This year, the proverbial “holiday season” comes earlier than usual, with the much-ballyhooed convergence of Hannukah and Thanksgiving. This means that I am online virtually every free second I have: as I am two weeks or so away from giving birth to my fifth child, this means, someone has to handle getting 32 gifts for the other four kids. I’m hoping the newborn won’t notice she’s not getting anything.
The “holiday season,” after all, has become a euphemism for the Season of Stuff. The newspapers delivered to the house bleed out ads and coupons for Stuff. Suddenly, every catalog company in the world has found my address, and is intent on selling me everything from a reindeer sweater for my nonexistent dog to a $1500 foot-massager/tooth-brusher.
The implicit message of all this ‘holiday’ consumerism is that if you love someone, you need to show them that you love them by Buying Them Stuff. The stretch for ‘stuff’ for Those Who Already Have Everything extends beyond the reasonable into the bizarre: a $1k diaper bag?
I’m not a fan of status symbols or logos generally, and am more inclined to be moved by an honest and thoughtful card than fancypants jewelry I will rarely wear. So maybe that’s why all this getting and spending doesn’t thrill me to the bone…and why I was so surprised to find that it was such an integral part of the Going-To-Camp-Experience as well.
This idea that Buying Stuff equals Love is threaded almost seamlessly into the camp experience. Sending kids to camp for the first time, as most people become aware very quickly, involves purchasing tons of stuff you might not otherwise have occasion to buy, from moisture-wicking cargo pants to sleeping bags to ponchos. You do all this because it is necessary, because it is on the shopping list provided by the camp, and because you want to make sure your kid is as equipped as possible for a summer without you.

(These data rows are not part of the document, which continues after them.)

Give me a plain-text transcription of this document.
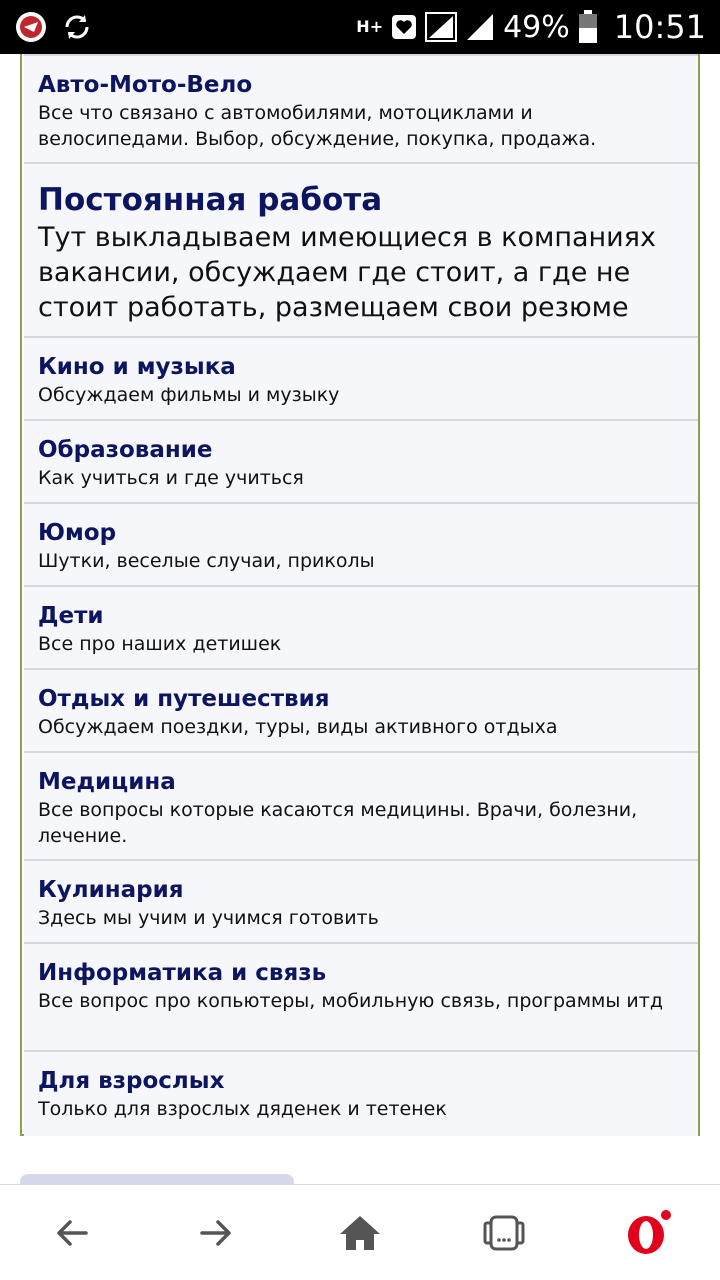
H+	49% 10:51
Авто-Мото-Вело
Все что связано с автомобилями, мотоциклами и велосипедами. Выбор, обсуждение, покупка, продажа.
Постоянная работа
Тут выкладываем имеющиеся в компаниях вакансии, обсуждаем где стоит, а где не стоит работать, размещаем свои резюме
Кино и музыка
Обсуждаем фильмы и музыку
Образование
Как учиться и где учиться
Юмор
Шутки, веселые случаи, приколы
Дети
Все про наших детишек
Отдых и путешествия
Обсуждаем поездки, туры, виды активного отдыха
Медицина
Все вопросы которые касаются медицины. Врачи, болезни, лечение.
Кулинария
Здесь мы учим и учимся готовить
Информатика и связь
Все вопрос про копьютеры, мобильную связь, программы итд
Для взрослых
Только для взрослых дяденек и тетенек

Then we start getting into the “extras.” The battery-powered fans. The squirt bottles. A $30 nightlight shaped like a gummy bear. A $48 personalized yoga mat (for those moments of clarity, perhaps?). Pre-printed address labels so the poor kid won’t have to take the time to write out your home address on those letters. One mother told me that her local camp store recommended she purchase a portable chair for her son, telling her they were “popular because the kids don’t like to always sit in the grass.” Huh?? And, the same mother told me, “the de rigeur present to open when he gets to camp…because a kid who goes to a $10k summer camp really needs MORE GIFTS” And please don’t get me started on the second iPhone for when the camp confiscates the first one.